Most original produciton 1960's MKII Tone Benders came loaded with Mullard OC75's. They sound great, with a nice velcro grit to them. There were some oddball 60's MKII's with Mullard OC81D, and they are typically smoother with more mids focus and slightly less gain than the OC75's. Those are considered the Holy Grail transistors by some, probably not just because they sound good; they're also just impossible to find these days. We offer the Mullard OC75's for those that want the security of knowing they can get the classic original 60's MKII sound, but as the above suggests, there isn't a specific transistor set that is necessarily "best" in this circuit. We also offer other NOS Mullard devices like the OC81Z, which are close to the OC81D sound, but closer in gain to the OC75. Then there are the "standard" germanium transistor sets that are selected purely by measured specification requirements and by ear.

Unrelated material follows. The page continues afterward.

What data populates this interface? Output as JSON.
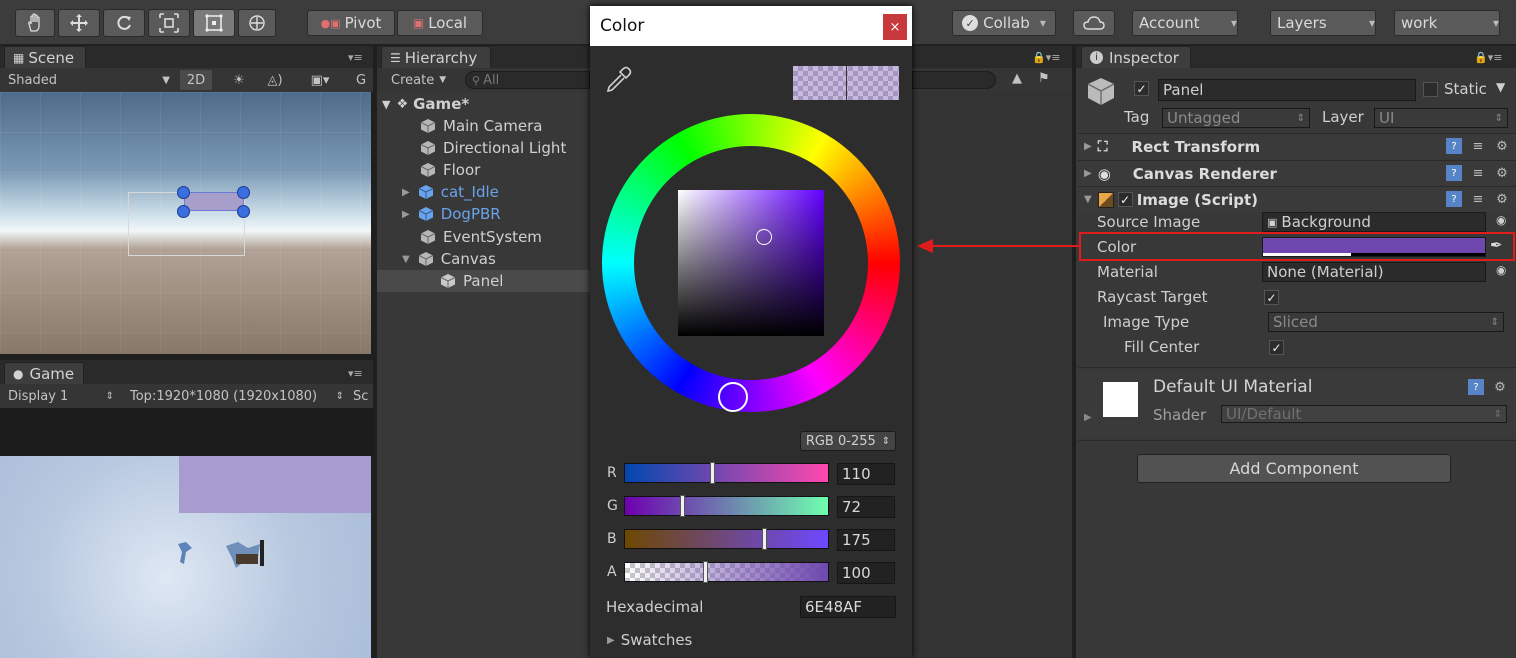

We use transistors that give sound and performance close to the original Mullard OC75 or OC81D. With these sets the part#, year or country of manufacture, etc... are not important. We only care about how they sound and perform in the MKII circuit. We can offer these for a less $$$ because they are not as scarce as the original Mullard transistors. If you just want a great sounding MKII, the "standard" germanium transistor sets are carefully selected to be close in spec. and tone to the originals. Due to the careful selection, the actual tonal differences between the sets are very subtle. If you want to spend less and just have a great sounding MKII fuzz, get the standard germanium transistors. We also install an internal trim pot that allows you to adjust the input level to tailor the sound to your needs. It also allows the MKII to work well with varying input signal levels and it does not affect the sound at all when bypassed (full clockwise). This "input trim" control is kind of like turning the volume on your guitar down a hair, but doesn't thin out the sound. Great for keeping hot pickups from f%$king up your fuzz tone by driving your MKII's input stage too hard.